Das mentiras - e das verdades - de todo dia

Terminei ontem de ler Mentiras no Divã. E, a despeito do que tinha dito antes, no fim não achei nada chato. O livro não tem uma narrativa linear e por isso é difícil, digamos, se acostumar com ele. São várias histórias envolvendo o relacionamento entre terapeuta e paciente e num certo ponto essas histórias começam a ter continuidade e a fazer sentido. Até lá, fiquei achando o livro um pouco cansativo (até porque quando eu estava começando a me empolgar com uma história, outra menos legal aparecia). Mas tirando isso o livro me surpreendeu demais.

Fala, como é óbvio, das mentiras que existem nessa relação entre terapeuta e paciente. Mas eu acho que é mais que isso. Ele fala sobre papéis que assumimos em alguns momentos da vida e em como esses papéis, muitas vezes, se distanciam daquilo que de fato somos. Isso aparece com muita clareza nos pensamentos dos terapeutas da história, que vez ou outra pensam que no relacionamento com seus pacientes gostariam de ser mais honestos ou se despir da carapuça de médico que têm que assumir no tratamento.
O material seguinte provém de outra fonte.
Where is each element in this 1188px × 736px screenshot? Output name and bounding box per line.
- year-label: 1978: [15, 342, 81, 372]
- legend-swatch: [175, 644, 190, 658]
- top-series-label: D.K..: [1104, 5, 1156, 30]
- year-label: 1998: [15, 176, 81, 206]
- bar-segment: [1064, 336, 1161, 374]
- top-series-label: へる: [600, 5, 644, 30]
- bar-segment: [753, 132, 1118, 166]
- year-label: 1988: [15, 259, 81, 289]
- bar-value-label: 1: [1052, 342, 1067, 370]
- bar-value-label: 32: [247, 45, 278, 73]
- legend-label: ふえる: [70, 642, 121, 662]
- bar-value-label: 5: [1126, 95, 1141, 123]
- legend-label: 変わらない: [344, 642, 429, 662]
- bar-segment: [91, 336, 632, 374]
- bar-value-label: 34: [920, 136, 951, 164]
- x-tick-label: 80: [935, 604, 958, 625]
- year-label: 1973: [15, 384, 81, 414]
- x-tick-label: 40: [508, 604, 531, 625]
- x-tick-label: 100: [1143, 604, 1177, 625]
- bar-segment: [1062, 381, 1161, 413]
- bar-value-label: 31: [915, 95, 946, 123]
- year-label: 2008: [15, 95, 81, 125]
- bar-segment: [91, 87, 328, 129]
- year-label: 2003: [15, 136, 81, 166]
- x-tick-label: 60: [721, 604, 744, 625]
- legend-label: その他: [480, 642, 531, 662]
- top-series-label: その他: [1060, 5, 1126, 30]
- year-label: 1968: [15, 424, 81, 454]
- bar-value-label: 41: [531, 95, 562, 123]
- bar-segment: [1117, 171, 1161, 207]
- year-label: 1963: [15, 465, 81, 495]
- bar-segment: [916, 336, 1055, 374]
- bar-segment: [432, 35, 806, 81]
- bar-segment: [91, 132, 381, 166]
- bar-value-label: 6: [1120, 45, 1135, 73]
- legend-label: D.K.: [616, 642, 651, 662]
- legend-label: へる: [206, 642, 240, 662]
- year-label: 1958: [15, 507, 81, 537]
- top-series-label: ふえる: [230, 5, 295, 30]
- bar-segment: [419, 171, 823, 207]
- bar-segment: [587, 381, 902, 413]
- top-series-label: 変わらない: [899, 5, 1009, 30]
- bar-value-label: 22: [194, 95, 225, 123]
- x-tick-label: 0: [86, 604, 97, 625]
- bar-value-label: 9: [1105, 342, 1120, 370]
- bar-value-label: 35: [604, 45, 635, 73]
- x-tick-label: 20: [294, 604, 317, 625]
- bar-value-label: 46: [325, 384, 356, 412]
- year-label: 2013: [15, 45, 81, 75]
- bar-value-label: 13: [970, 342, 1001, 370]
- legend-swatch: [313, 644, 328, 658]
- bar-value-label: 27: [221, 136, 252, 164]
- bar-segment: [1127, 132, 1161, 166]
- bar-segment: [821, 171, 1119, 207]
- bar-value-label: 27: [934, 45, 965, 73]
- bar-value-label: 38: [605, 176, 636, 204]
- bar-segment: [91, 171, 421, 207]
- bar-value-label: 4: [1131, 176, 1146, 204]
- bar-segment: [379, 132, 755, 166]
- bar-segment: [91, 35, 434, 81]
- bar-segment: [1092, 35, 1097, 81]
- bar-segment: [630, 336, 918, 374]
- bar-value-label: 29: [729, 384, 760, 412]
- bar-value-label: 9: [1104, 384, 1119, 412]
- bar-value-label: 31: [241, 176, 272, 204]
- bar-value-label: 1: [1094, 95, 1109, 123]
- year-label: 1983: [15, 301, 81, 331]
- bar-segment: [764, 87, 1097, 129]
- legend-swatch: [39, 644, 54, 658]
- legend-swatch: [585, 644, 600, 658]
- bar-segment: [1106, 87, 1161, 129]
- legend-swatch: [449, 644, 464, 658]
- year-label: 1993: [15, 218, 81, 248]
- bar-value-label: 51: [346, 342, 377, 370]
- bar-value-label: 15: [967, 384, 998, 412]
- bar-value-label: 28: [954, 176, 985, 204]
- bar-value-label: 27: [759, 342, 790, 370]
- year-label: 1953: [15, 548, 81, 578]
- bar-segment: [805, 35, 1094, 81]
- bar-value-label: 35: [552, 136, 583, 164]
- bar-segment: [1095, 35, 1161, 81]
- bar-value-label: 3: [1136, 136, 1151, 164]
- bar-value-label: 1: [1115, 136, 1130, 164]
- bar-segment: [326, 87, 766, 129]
É bem interessante e esse assunto me interessa demais. Porque também tenho uma profissão que, por demandar um enorme contato com as pessoas, por vezes me exige que eu também vista o papel de professora, em muitas coisas tão diferente daquilo que eu sou. Já comentei aqui o quanto me sinto desconfortável na função de avaliadora, apesar de gostar de fazer isso e este ser sempre um desafio enorme prá mim. Mas não é muito meu e eu sempre faço com um cuidado enorme, como se estivesse mesmo pisando em ovos. Questiono o processo, me questiono, questiono os outros, é cansativo (mas visto a persona, claro)... Talvez se eu, nesse aspecto, fosse mais professora, não questionaria tanto.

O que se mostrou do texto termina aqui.